Le coucou coucoulait au bord d’un ruisseau,
Ce fut Maritchka d’Ivan qui composa la chanson.

Elle appartenait à Ivan depuis longtemps, depuis l’âge de treize ans. Est-ce que c’était une chose étonnante? En faisant paître les brebis elle vit souvent le bouc qui couvrait la chèvre et le mouton ses brebis – tout était si simple et naturel depuis des temps immémoriaux, et aucune pensée impure ne lui assombrissait le cœur. Il est vrai que les chèvres et les brebis en deviennent grosses, mais la sorcière aide les gens.

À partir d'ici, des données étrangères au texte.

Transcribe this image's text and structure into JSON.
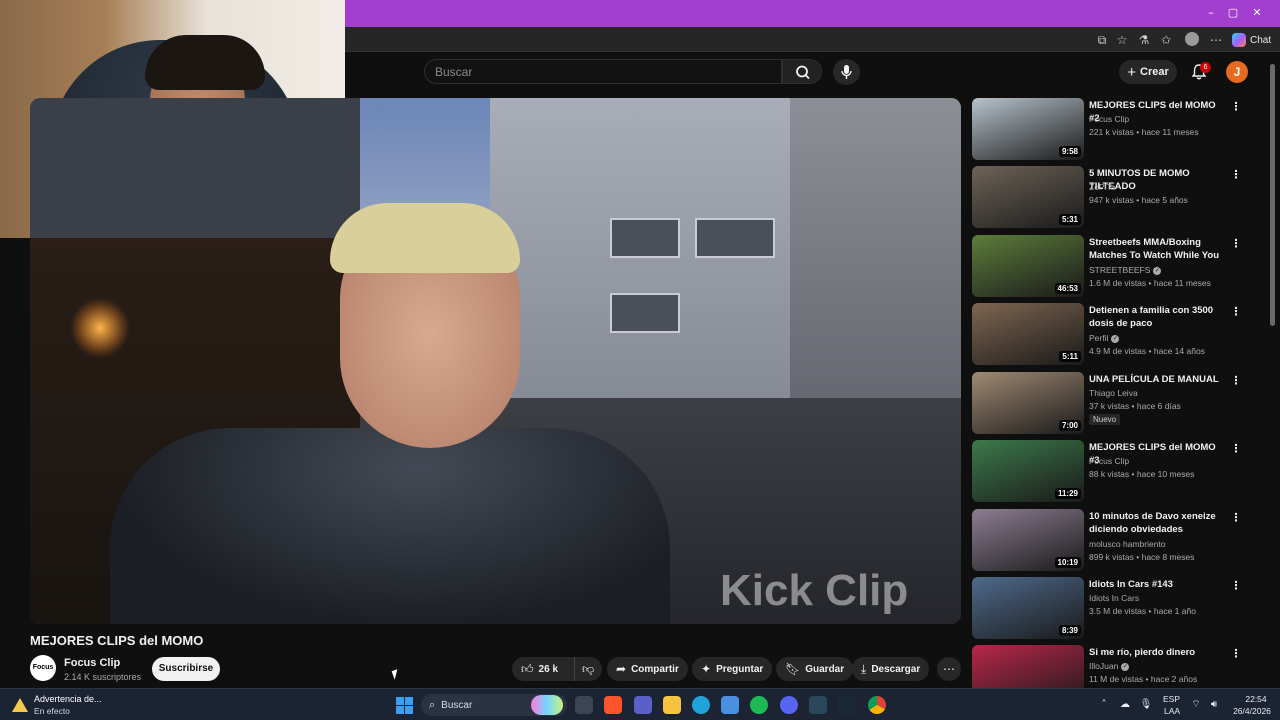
{
  "browser": {
    "chat_label": "Chat",
    "controls": {
      "minimize": "–",
      "maximize": "▢",
      "close": "✕"
    }
  },
  "header": {
    "search_placeholder": "Buscar",
    "create_label": "Crear",
    "notifications_count": "6",
    "avatar_letter": "J"
  },
  "player": {
    "watermark": "Kick Clip"
  },
  "video": {
    "title": "MEJORES CLIPS del MOMO",
    "channel_name": "Focus Clip",
    "channel_logo_text": "Focus clip",
    "subscribers": "2.14 K suscriptores",
    "subscribe_label": "Suscribirse",
    "likes": "26 k",
    "share_label": "Compartir",
    "ask_label": "Preguntar",
    "save_label": "Guardar",
    "download_label": "Descargar"
  },
  "recommendations": [
    {
      "title": "MEJORES CLIPS del MOMO #2",
      "channel": "Focus Clip",
      "verified": false,
      "views": "221 k vistas",
      "age": "hace 11 meses",
      "duration": "9:58",
      "thumb_color": "#b7c3cc"
    },
    {
      "title": "5 MINUTOS DE MOMO TILTEADO",
      "channel": "ZoPiTa",
      "verified": false,
      "views": "947 k vistas",
      "age": "hace 5 años",
      "duration": "5:31",
      "thumb_color": "#6d6358"
    },
    {
      "title": "Streetbeefs MMA/Boxing Matches To Watch While You ...",
      "channel": "STREETBEEFS",
      "verified": true,
      "views": "1.6 M de vistas",
      "age": "hace 11 meses",
      "duration": "46:53",
      "thumb_color": "#5c7d3a"
    },
    {
      "title": "Detienen a familia con 3500 dosis de paco",
      "channel": "Perfil",
      "verified": true,
      "views": "4.9 M de vistas",
      "age": "hace 14 años",
      "duration": "5:11",
      "thumb_color": "#7f6650"
    },
    {
      "title": "UNA PELÍCULA DE MANUAL",
      "channel": "Thiago Leiva",
      "verified": false,
      "views": "37 k vistas",
      "age": "hace 6 días",
      "duration": "7:00",
      "thumb_color": "#a08a72",
      "badge": "Nuevo"
    },
    {
      "title": "MEJORES CLIPS del MOMO #3",
      "channel": "Focus Clip",
      "verified": false,
      "views": "88 k vistas",
      "age": "hace 10 meses",
      "duration": "11:29",
      "thumb_color": "#3c7a4a"
    },
    {
      "title": "10 minutos de Davo xeneize diciendo obviedades",
      "channel": "molusco hambriento",
      "verified": false,
      "views": "899 k vistas",
      "age": "hace 8 meses",
      "duration": "10:19",
      "thumb_color": "#8d7e92"
    },
    {
      "title": "Idiots In Cars #143",
      "channel": "Idiots In Cars",
      "verified": false,
      "views": "3.5 M de vistas",
      "age": "hace 1 año",
      "duration": "8:39",
      "thumb_color": "#4e6a8c"
    },
    {
      "title": "Si me río, pierdo dinero",
      "channel": "IlloJuan",
      "verified": true,
      "views": "11 M de vistas",
      "age": "hace 2 años",
      "duration": "",
      "thumb_color": "#b8264a"
    }
  ],
  "taskbar": {
    "notice_title": "Advertencia de...",
    "notice_status": "En efecto",
    "search_placeholder": "Buscar",
    "language_top": "ESP",
    "language_bottom": "LAA",
    "time": "22:54",
    "date": "26/4/2026"
  }
}
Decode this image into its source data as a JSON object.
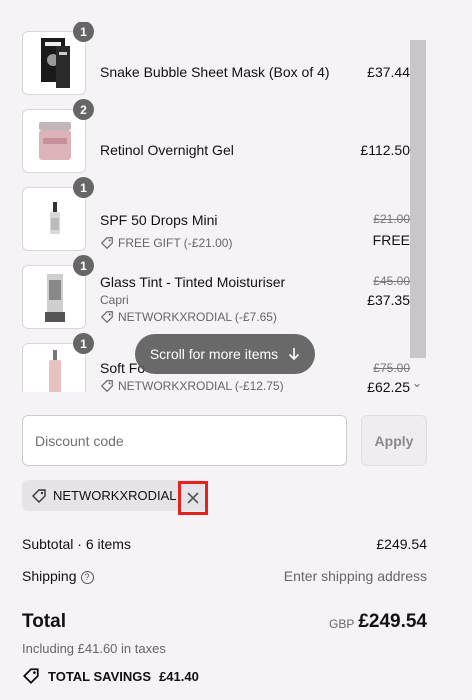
{
  "cart": {
    "items": [
      {
        "qty": "1",
        "name": "Snake Bubble Sheet Mask (Box of 4)",
        "price": "£37.44"
      },
      {
        "qty": "2",
        "name": "Retinol Overnight Gel",
        "price": "£112.50"
      },
      {
        "qty": "1",
        "name": "SPF 50 Drops Mini",
        "original_price": "£21.00",
        "price": "FREE",
        "discount": "FREE GIFT (-£21.00)"
      },
      {
        "qty": "1",
        "name": "Glass Tint - Tinted Moisturiser",
        "variant": "Capri",
        "original_price": "£45.00",
        "price": "£37.35",
        "discount": "NETWORKXRODIAL (-£7.65)"
      },
      {
        "qty": "1",
        "name": "Soft Fo",
        "original_price": "£75.00",
        "price": "£62.25",
        "discount": "NETWORKXRODIAL (-£12.75)"
      }
    ],
    "scroll_hint": "Scroll for more items"
  },
  "discount": {
    "placeholder": "Discount code",
    "apply_label": "Apply",
    "applied_code": "NETWORKXRODIAL"
  },
  "summary": {
    "subtotal_label": "Subtotal · 6 items",
    "subtotal_value": "£249.54",
    "shipping_label": "Shipping",
    "shipping_value": "Enter shipping address",
    "total_label": "Total",
    "currency": "GBP",
    "total_value": "£249.54",
    "taxes": "Including £41.60 in taxes",
    "savings_label": "TOTAL SAVINGS",
    "savings_value": "£41.40"
  },
  "colors": {
    "background": "#f5f3f6",
    "highlight": "#e3231f",
    "badge": "#666666"
  }
}
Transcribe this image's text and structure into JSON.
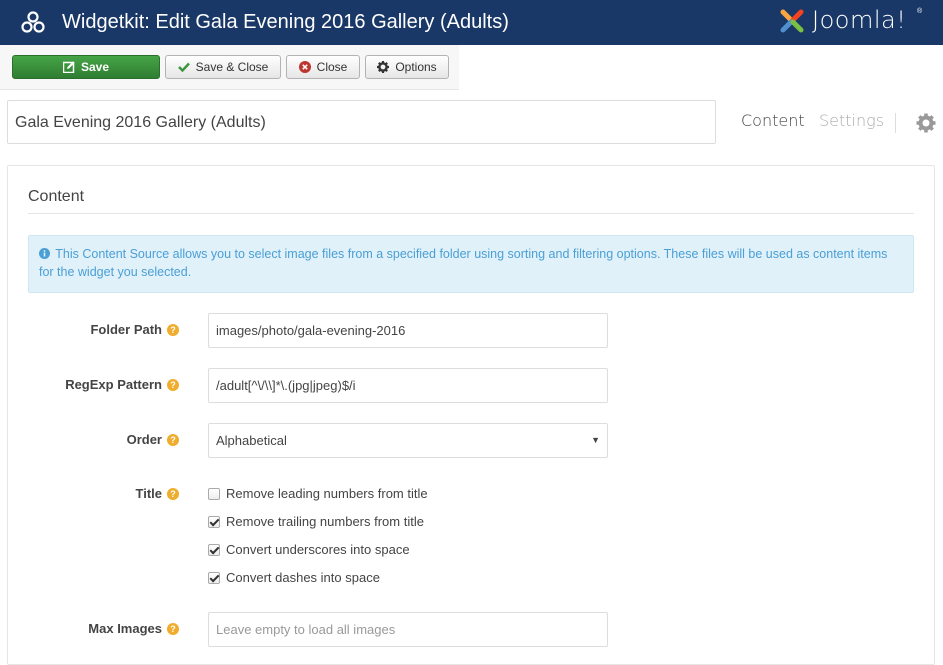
{
  "header": {
    "title": "Widgetkit: Edit Gala Evening 2016 Gallery (Adults)",
    "brand": "Joomla!",
    "brand_mark": "®"
  },
  "toolbar": {
    "save_label": "Save",
    "save_close_label": "Save & Close",
    "close_label": "Close",
    "options_label": "Options"
  },
  "widget_name": {
    "value": "Gala Evening 2016 Gallery (Adults)"
  },
  "tabs": [
    {
      "label": "Content",
      "active": true
    },
    {
      "label": "Settings",
      "active": false
    }
  ],
  "panel": {
    "title": "Content",
    "info_text": "This Content Source allows you to select image files from a specified folder using sorting and filtering options. These files will be used as content items for the widget you selected.",
    "fields": {
      "folder_path": {
        "label": "Folder Path",
        "value": "images/photo/gala-evening-2016"
      },
      "regexp": {
        "label": "RegExp Pattern",
        "value": "/adult[^\\/\\\\]*\\.(jpg|jpeg)$/i"
      },
      "order": {
        "label": "Order",
        "value": "Alphabetical"
      },
      "title": {
        "label": "Title",
        "options": [
          {
            "label": "Remove leading numbers from title",
            "checked": false
          },
          {
            "label": "Remove trailing numbers from title",
            "checked": true
          },
          {
            "label": "Convert underscores into space",
            "checked": true
          },
          {
            "label": "Convert dashes into space",
            "checked": true
          }
        ]
      },
      "max_images": {
        "label": "Max Images",
        "value": "",
        "placeholder": "Leave empty to load all images"
      }
    }
  },
  "colors": {
    "header_bg": "#1a3867",
    "save_green": "#3b953d",
    "info_bg": "#e0f1fa",
    "info_text": "#4a9fd5",
    "help_orange": "#f0ad2d"
  }
}
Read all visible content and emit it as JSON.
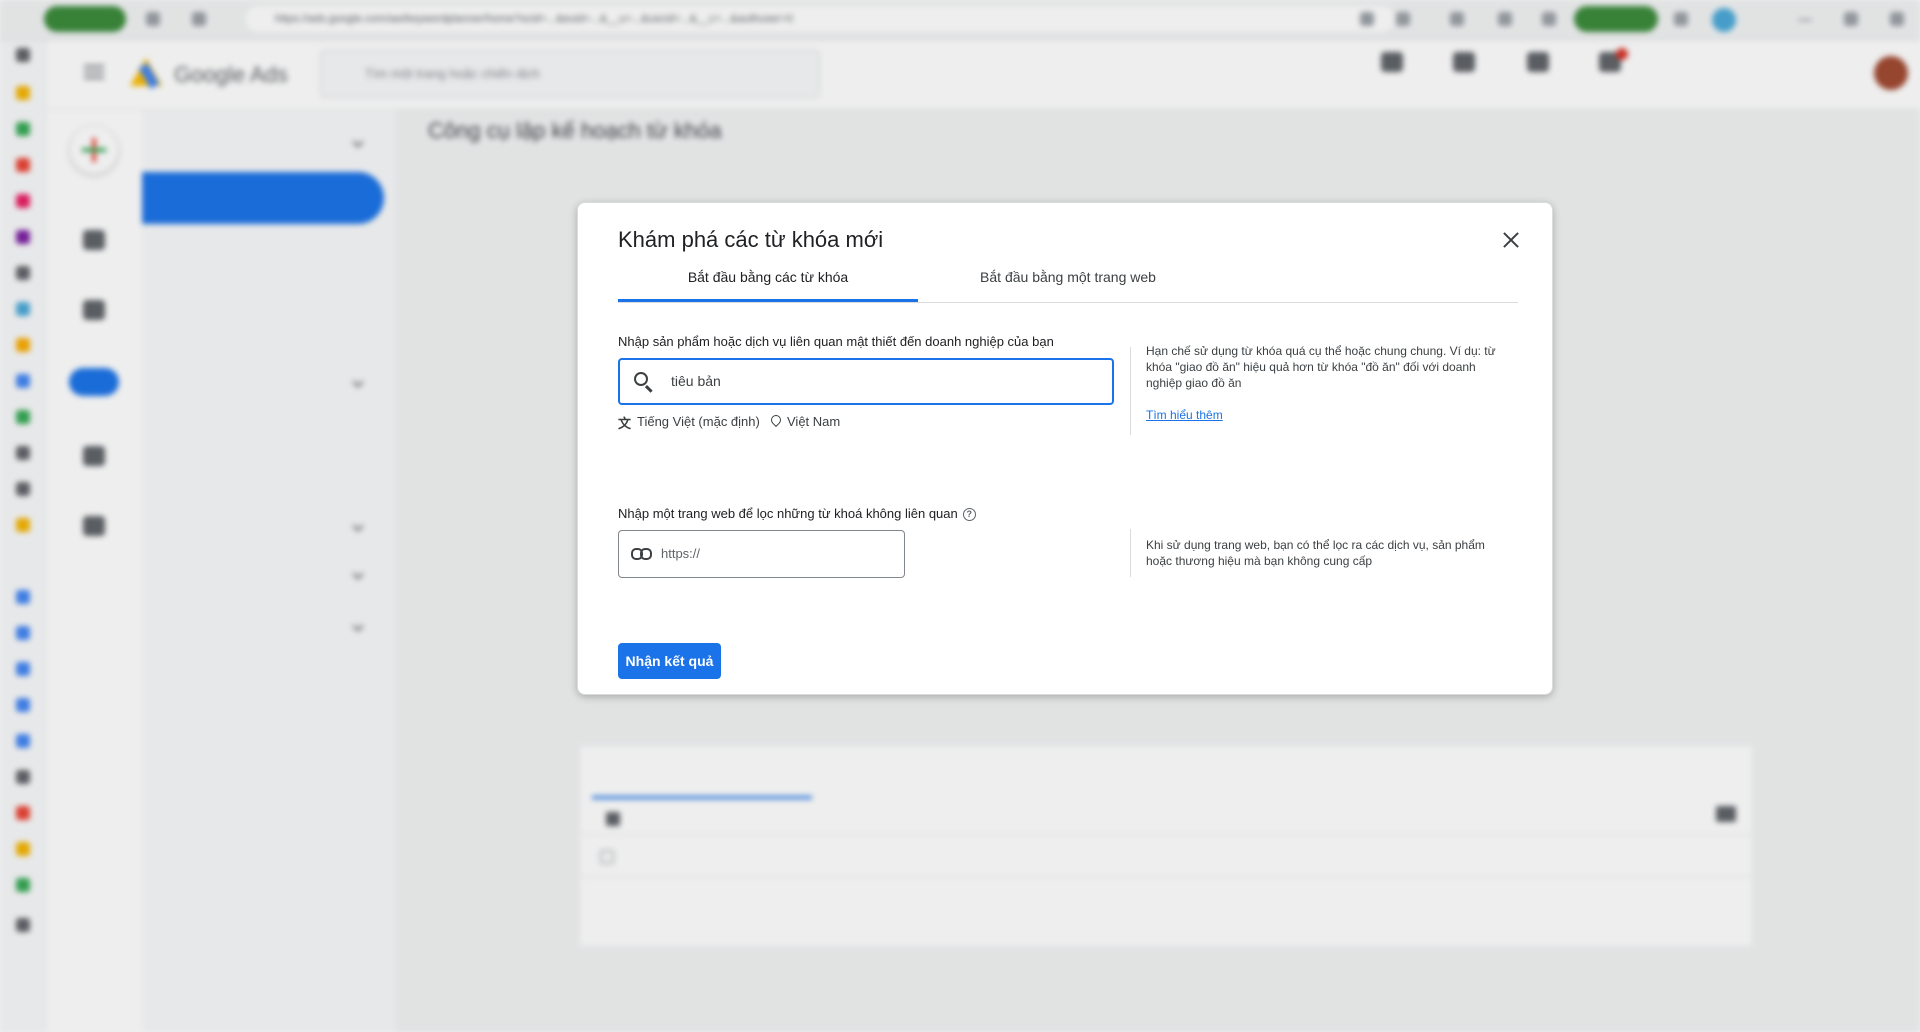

Maritchka n’avait peur de rien. Derrière sa ceinture sur le corps nu elle portait une gousse d’ail  qui fut mise sous les paroles magiques d’une sorcière, et maintenant rien ne pouvait lui faire de mal. En se souvenant de tout cela, Maritchka souriait d’un sourire narquois et embrassait le cou d’Ivan.

- Ivan, mon bien-aimé, est-ce qu’on restera ensemble pour toujours ?
- Comme Dieu le donnera, ma douce.
- Ah, non ! Nos parents ont une grande haine dans leurs cœurs. On ne sera jamais ensemble.
Alors les yeux du jeune homme devenaient sombres et sa hache s’enfonçait dans la terre.
- Je ne demande pas leur accord. Que chacun fasse ce qu’il veut, et tu seras ma femme.
- Ah, mon Dieu, que dis-tu ?
- Ce que tu entends, ma petite âme.

Et comme de colère contre les parents, il dansait frénétiquement avec Maritchka pendant les danses de village, et même ses chaussures craquaient.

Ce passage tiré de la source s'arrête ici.